Bush Suspends Pay Act In Areas Hit by Storm
By Thomas B. Edsall
Washington Post Staff Writer
Friday, September 9, 2005; Page D03
President Bush yesterday suspended application of the federal law governing workers' pay on federal contracts in the Hurricane Katrina-damaged areas of Alabama, Florida, Louisiana, and Mississippi. The action infuriated labor leaders and their Democratic supporters in Congress, who said it will lower wages and make it harder for union contractors to win bids.
The Davis-Bacon Act, passed in 1931 during the Great Depression, sets a minimum pay scale for workers on federal contracts by requiring contractors to pay the prevailing or average pay in the region. Suspension of the act will allow contractors to pay lower wages. Many Republicans have opposed Davis-Bacon, charging that it amounts to a taxpayer subsidy to unions.
AFL-CIO President John J. Sweeney sharply criticized the president's suspension of the Davis-Bacon Act.

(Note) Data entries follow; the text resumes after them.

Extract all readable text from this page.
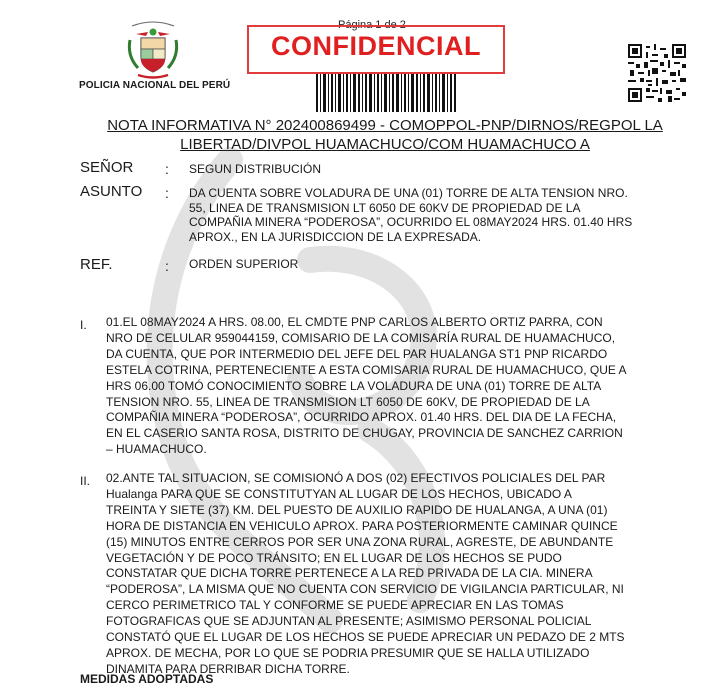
POLICIA NACIONAL DEL PERÚ
Página 1 de 2
CONFIDENCIAL
NOTA INFORMATIVA N° 202400869499 - COMOPPOL-PNP/DIRNOS/REGPOL LA
LIBERTAD/DIVPOL HUAMACHUCO/COM HUAMACHUCO A
SEÑOR : SEGUN DISTRIBUCIÓN
ASUNTO : DA CUENTA SOBRE VOLADURA DE UNA (01) TORRE DE ALTA TENSION NRO.
55, LINEA DE TRANSMISION LT 6050 DE 60KV DE PROPIEDAD DE LA
COMPAÑIA MINERA “PODEROSA”, OCURRIDO EL 08MAY2024 HRS. 01.40 HRS
APROX., EN LA JURISDICCION DE LA EXPRESADA.
REF.	: ORDEN SUPERIOR
I. 01.EL 08MAY2024 A HRS. 08.00, EL CMDTE PNP CARLOS ALBERTO ORTIZ PARRA, CON
NRO DE CELULAR 959044159, COMISARIO DE LA COMISARÍA RURAL DE HUAMACHUCO,
DA CUENTA, QUE POR INTERMEDIO DEL JEFE DEL PAR HUALANGA ST1 PNP RICARDO
ESTELA COTRINA, PERTENECIENTE A ESTA COMISARIA RURAL DE HUAMACHUCO, QUE A
HRS 06.00 TOMÓ CONOCIMIENTO SOBRE LA VOLADURA DE UNA (01) TORRE DE ALTA
TENSION NRO. 55, LINEA DE TRANSMISION LT 6050 DE 60KV, DE PROPIEDAD DE LA
COMPAÑIA MINERA “PODEROSA”, OCURRIDO APROX. 01.40 HRS. DEL DIA DE LA FECHA,
EN EL CASERIO SANTA ROSA, DISTRITO DE CHUGAY, PROVINCIA DE SANCHEZ CARRION
– HUAMACHUCO.
II. 02.ANTE TAL SITUACION, SE COMISIONÓ A DOS (02) EFECTIVOS POLICIALES DEL PAR
Hualanga PARA QUE SE CONSTITUTYAN AL LUGAR DE LOS HECHOS, UBICADO A
TREINTA Y SIETE (37) KM. DEL PUESTO DE AUXILIO RAPIDO DE HUALANGA, A UNA (01)
HORA DE DISTANCIA EN VEHICULO APROX. PARA POSTERIORMENTE CAMINAR QUINCE
(15) MINUTOS ENTRE CERROS POR SER UNA ZONA RURAL, AGRESTE, DE ABUNDANTE
VEGETACIÓN Y DE POCO TRÁNSITO; EN EL LUGAR DE LOS HECHOS SE PUDO
CONSTATAR QUE DICHA TORRE PERTENECE A LA RED PRIVADA DE LA CIA. MINERA
“PODEROSA”, LA MISMA QUE NO CUENTA CON SERVICIO DE VIGILANCIA PARTICULAR, NI
CERCO PERIMETRICO TAL Y CONFORME SE PUEDE APRECIAR EN LAS TOMAS
FOTOGRAFICAS QUE SE ADJUNTAN AL PRESENTE; ASIMISMO PERSONAL POLICIAL
CONSTATÓ QUE EL LUGAR DE LOS HECHOS SE PUEDE APRECIAR UN PEDAZO DE 2 MTS
APROX. DE MECHA, POR LO QUE SE PODRIA PRESUMIR QUE SE HALLA UTILIZADO
DINAMITA PARA DERRIBAR DICHA TORRE.
MEDIDAS ADOPTADAS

In a letter to Congress, Bush said he has the power to suspend the law because of the national emergency caused by the hurricane: "I have found that the conditions caused by Hurricane Katrina constitute a 'national emergency.' "
Bush wrote that his decision is justified because Davis-Bacon increases construction costs, and suspension "will result in greater assistance to these devastated communities and will permit the employment of thousands of additional individuals."
Nonsense. Louisiana is a "right-to-work" state, and so union wages are not out of line with the local prevailing wage.
An electrician in New Orleans would receive a wage of $22 an hour, a plumber $17 an hour, to rebuild residences.
Under this act, Bush is allowing wages of $9 an hour! Walmart pays more ($10.35 per hour) to its clerks!